Tomales

A few days ago I tore myself away from my beloved coastal Oregon to return to California where I lived for the past twenty-two years. I do have love for California, but had been ready to move home to Oregon for many years before I was able to. I found myself heading back to California this time with some reluctance. On the heels of a divorce and the ending of that shared life, there have been some memories to contend with, alone in my truck driving south for eight hours with my self-help audiobook, traversing these very familiar backroads. Only a few things will bring me back at this point, and a week-long writing retreat with my favorite writing organization (WritingxWriters) is one of the main ones.

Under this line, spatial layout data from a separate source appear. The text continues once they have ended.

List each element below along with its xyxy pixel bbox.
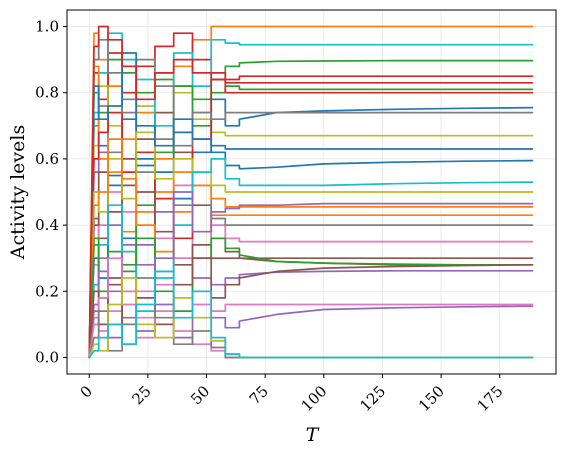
- series-line-19: [88, 131, 534, 359]
- y-tick-label: 1.0: [35, 18, 59, 36]
- y-tick-label: 0.4: [35, 216, 59, 234]
- series-line-21: [88, 52, 534, 359]
- y-tick-label: 0.2: [35, 282, 59, 300]
- series-line-4: [88, 32, 534, 359]
- series-line-30: [88, 270, 534, 359]
- series-group: [88, 25, 534, 359]
- y-tick-label: 0.8: [35, 84, 59, 102]
- y-tick-label: 0.0: [35, 348, 59, 366]
- plot-frame: [66, 9, 557, 375]
- y-tick-label: 0.6: [35, 150, 59, 168]
- x-axis-label: T: [306, 424, 320, 446]
- series-line-18: [88, 38, 534, 359]
- y-axis: 0.0 0.2 0.4 0.6 0.8 1.0: [35, 18, 67, 366]
- series-line-24: [88, 25, 534, 359]
- y-axis-label: Activity levels: [7, 125, 29, 260]
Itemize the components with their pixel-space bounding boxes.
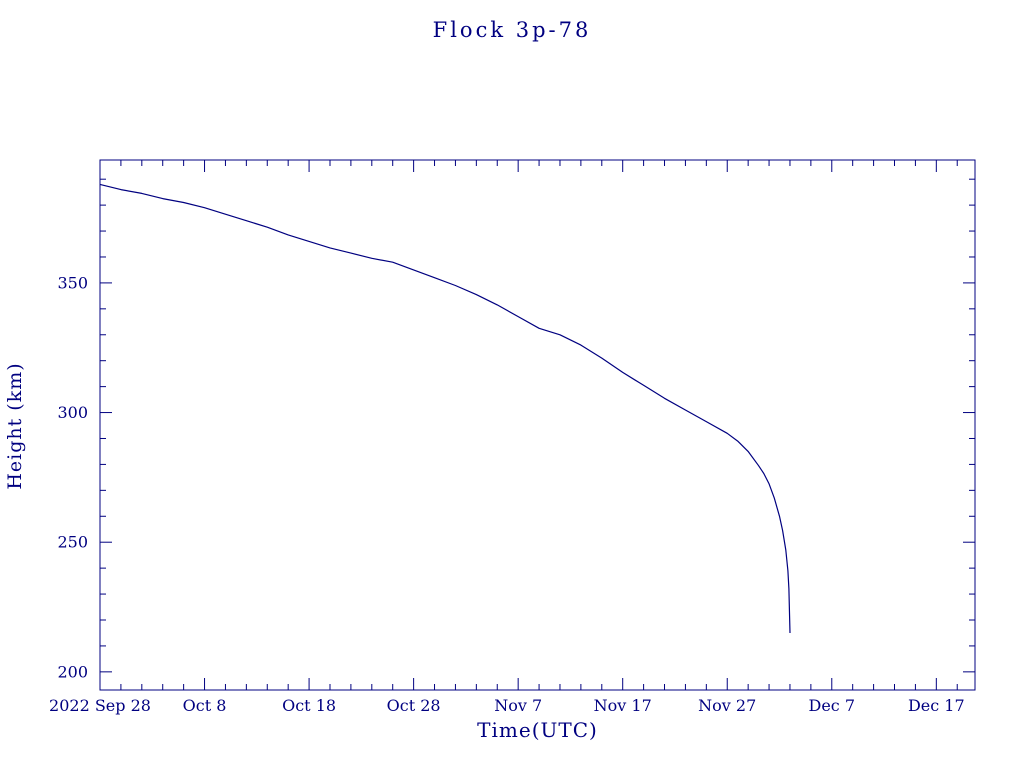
x-tick-label: Dec 17 (908, 696, 965, 715)
chart-title: Flock 3p-78 (432, 18, 592, 42)
x-tick-label: Nov 7 (494, 696, 542, 715)
y-tick-label: 250 (57, 533, 88, 552)
x-tick-label: 2022 Sep 28 (49, 696, 151, 715)
x-tick-label: Dec 7 (809, 696, 856, 715)
x-axis-label: Time(UTC) (477, 718, 598, 742)
x-tick-label: Nov 27 (698, 696, 756, 715)
y-tick-label: 200 (57, 662, 88, 681)
plot-frame (99, 159, 976, 691)
height-decay-curve (99, 183, 791, 634)
x-tick-label: Oct 28 (387, 696, 441, 715)
y-tick-label: 350 (57, 273, 88, 292)
x-tick-label: Oct 8 (183, 696, 227, 715)
x-tick-label: Oct 18 (282, 696, 336, 715)
x-tick-label: Nov 17 (594, 696, 652, 715)
y-tick-label: 300 (57, 403, 88, 422)
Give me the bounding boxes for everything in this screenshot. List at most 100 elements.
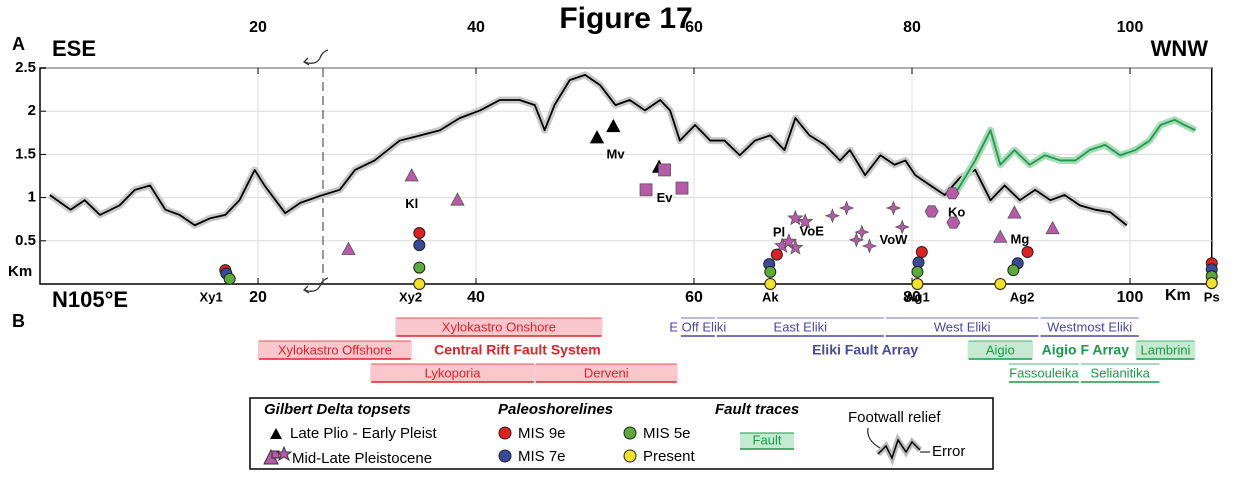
topset-marker xyxy=(861,238,878,254)
legend-leader xyxy=(867,427,881,449)
topset-marker xyxy=(824,208,841,224)
fault-label: Selianitika xyxy=(1091,365,1151,380)
topset-marker xyxy=(780,233,798,249)
shoreline-marker xyxy=(915,246,928,259)
x-tick-label: 60 xyxy=(685,19,703,36)
site-label: Mv xyxy=(606,147,625,162)
legend-label: MIS 5e xyxy=(643,425,691,442)
x-tick-label: 80 xyxy=(903,289,921,306)
shoreline-marker xyxy=(1007,264,1020,277)
fault-label: Fassouleika xyxy=(1009,365,1079,380)
topset-marker xyxy=(924,205,939,218)
legend-symbol xyxy=(270,428,282,439)
site-label: Mg xyxy=(1011,231,1030,246)
error-band xyxy=(47,71,1129,229)
shoreline-marker xyxy=(911,278,924,290)
fault-group-label: Aigio F Array xyxy=(1042,342,1130,358)
y-tick-label: 2 xyxy=(28,102,36,119)
y-tick-label: 0.5 xyxy=(15,232,36,249)
relief-line xyxy=(49,74,1128,227)
fault-group-label: Eliki Fault Array xyxy=(812,342,918,358)
legend-title: Paleoshorelines xyxy=(498,401,613,418)
x-tick-label: 40 xyxy=(467,289,485,306)
x-tick-label: 100 xyxy=(1117,289,1144,306)
legend-label: Mid-Late Pleistocene xyxy=(292,450,432,467)
x-unit: Km xyxy=(1165,287,1191,304)
legend-title: Fault traces xyxy=(715,401,799,418)
topset-marker xyxy=(993,229,1008,243)
site-label: VoW xyxy=(880,232,909,247)
topset-marker xyxy=(658,163,671,177)
topset-marker xyxy=(589,130,605,144)
topset-marker xyxy=(1045,220,1060,235)
topset-marker xyxy=(606,118,621,133)
x-tick-label: 80 xyxy=(903,19,921,36)
shoreline-marker xyxy=(911,265,924,278)
direction-label: WNW xyxy=(1151,36,1209,61)
fault-bar xyxy=(370,364,535,382)
station-label: Ak xyxy=(762,289,779,304)
site-label: VoE xyxy=(800,224,825,239)
topset-marker xyxy=(838,200,855,216)
topset-marker xyxy=(854,224,870,240)
legend-symbol xyxy=(623,426,637,440)
shoreline-marker xyxy=(994,278,1007,290)
shoreline-marker xyxy=(1021,246,1034,259)
panel-label: B xyxy=(12,311,25,331)
fault-label: Xylokastro Onshore xyxy=(442,319,556,334)
topset-marker xyxy=(885,200,902,216)
fault-group-label: Central Rift Fault System xyxy=(434,342,600,358)
legend-label: Present xyxy=(643,448,696,465)
topset-marker xyxy=(639,183,653,197)
x-tick-label: 100 xyxy=(1117,19,1144,36)
legend-symbol xyxy=(271,450,280,459)
fault-label: E Off Eliki xyxy=(669,319,726,334)
topset-marker xyxy=(787,209,804,226)
topset-marker xyxy=(848,232,865,248)
x-tick-label: 60 xyxy=(685,289,703,306)
station-label: Ag2 xyxy=(1010,289,1035,304)
legend-label: Fault xyxy=(753,432,782,447)
shoreline-marker xyxy=(764,278,777,290)
shoreline-marker xyxy=(413,278,426,290)
x-tick-label: 20 xyxy=(249,19,267,36)
fault-bar xyxy=(258,341,412,359)
fault-label: Lambrini xyxy=(1140,342,1190,357)
y-tick-label: 2.5 xyxy=(15,59,36,76)
direction-label: ESE xyxy=(52,36,96,61)
site-label: Pl xyxy=(773,224,785,239)
shoreline-marker xyxy=(770,248,783,261)
x-tick-label: 40 xyxy=(467,19,485,36)
fault-label: Lykoporia xyxy=(425,365,482,380)
station-label: Ag1 xyxy=(905,289,930,304)
shoreline-marker xyxy=(764,265,777,278)
relief-line xyxy=(953,118,1196,196)
topset-marker xyxy=(1007,205,1022,219)
break-arrow xyxy=(302,49,329,66)
legend-relief xyxy=(877,438,921,460)
legend-box xyxy=(249,397,994,470)
legend-fault xyxy=(740,433,794,449)
fault-label: East Eliki xyxy=(774,319,828,334)
site-label: Ko xyxy=(948,205,965,220)
fault-bar xyxy=(967,341,1033,359)
fault-label: Derveni xyxy=(584,365,629,380)
legend-label: MIS 9e xyxy=(518,425,566,442)
legend-label: Footwall relief xyxy=(848,409,941,426)
fault-bar xyxy=(534,364,678,382)
legend-label: Error xyxy=(932,443,965,460)
topset-marker xyxy=(404,168,419,182)
fault-bar xyxy=(1135,341,1196,359)
y-tick-label: 1.5 xyxy=(15,145,36,162)
site-label: Ev xyxy=(657,190,674,205)
station-label: Xy2 xyxy=(399,289,422,304)
fault-label: Westmost Eliki xyxy=(1047,319,1132,334)
topset-marker xyxy=(946,216,961,229)
shoreline-marker xyxy=(1205,277,1218,290)
legend-label: Late Plio - Early Pleist xyxy=(290,425,438,442)
station-label: Xy1 xyxy=(200,289,223,304)
legend-symbol xyxy=(498,426,512,440)
legend-symbol xyxy=(623,449,637,463)
break-arrow xyxy=(302,277,329,294)
panel-label: A xyxy=(12,34,25,54)
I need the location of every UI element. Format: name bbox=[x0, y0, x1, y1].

So here I am on Tomales Bay surrounded by rolling brown hills, and the familiar smell of eucalyptus, up the road from the oyster shack where I first sat in the sun next to the glistening water of this particular bay, first shucked an oyster, first felt a little bit fancy doing so…along this road where I’ve been on dates, spent weekends with friends, explored alone, and passed right through to get to the more northern surf breaks. I have feelings about this landscape—loss and fondness and a sense of done-ness arise here for me. There’s a letting go and a real goodbye of something, maybe it’s another layer of reckoning.

In my workshop with Pam Houston, twelve of us have read each other’s writing and are spending each morning discussing and offering our insights, talking about craft and structure and story, about who the characters are in the pages and how they make us think and feel. It’s such a gift to get feedback on a story just-birthed, still new and not fully formed, to hear about where it resonates and where it loses people, to learn how different people’s minds work, and how they understand or don’t understand what you’ve tried to do on the page. It’s a process that’s not always comfortable but most often very helpful.

Both nights so far, after dinner, after the bats have done their dusky dances and the first stars come out, the faculty have read from their work, and both nights I’ve been overwhelmed by their insight, effort, vulnerability, and richness of life, of having lived and paid attention to living. Any time Pam reads anything at this point I just start crying, and it’s that best kind of crying—her words tend to remind me that the world might still be a place to believe in even with all the heart-ache—and where afterwards I’ll walk alone back to my room and look out the window and take some deep breaths and drink some water and then want to write my own words, want to be that brave and honest and real in my own way.

Room with a view

There’s something so beautiful about this space, a writers’ community, where people are revealing their truths, the actual real truths of their lives and ideas, whether they are writing fiction or poetry or nonfiction. Every time I’ve attended one of these, I feel a pervasive rawness, like I’m just a nerve ending walking around and (sometimes) talking but most often listening with everything I have.

I have two more days here, six more stories to discuss with their authors, a couple more oysters to eat, a few more walks up the tallest brown hill on the property to look out over the water—all those little, white sailboats bobbing like corks on the expansive blue in the distance. I am having this whole experience here and now, and also thinking about my novel that will soon be in the world, how it might mean something to someone somewhere? Maybe? I guess that’s the hope: that like these teachers I’m with this week, the words I’ve put together, the story I’ve told, will be for something—something distant from ego, something more like the attempt of a gift, an honest offering.

Soon I’ll be driving back up the coast, to the wet, dark Oregon of my dreams, to the mossy and tender life I am building there, and I am so looking forward to getting back to it. But for now I’m completely here, writing what I can, and feeling all the feelings, taking deep breaths, and trying to find a way to get it all down.

Feeling it all

4 Replies to “Tomales”

  1. I have stood on that same brown hill on mornings after Pam has read and felt words and life returning to me. Beautiful. Thank you. May there be moss and tenderness. Looking forward to your novel.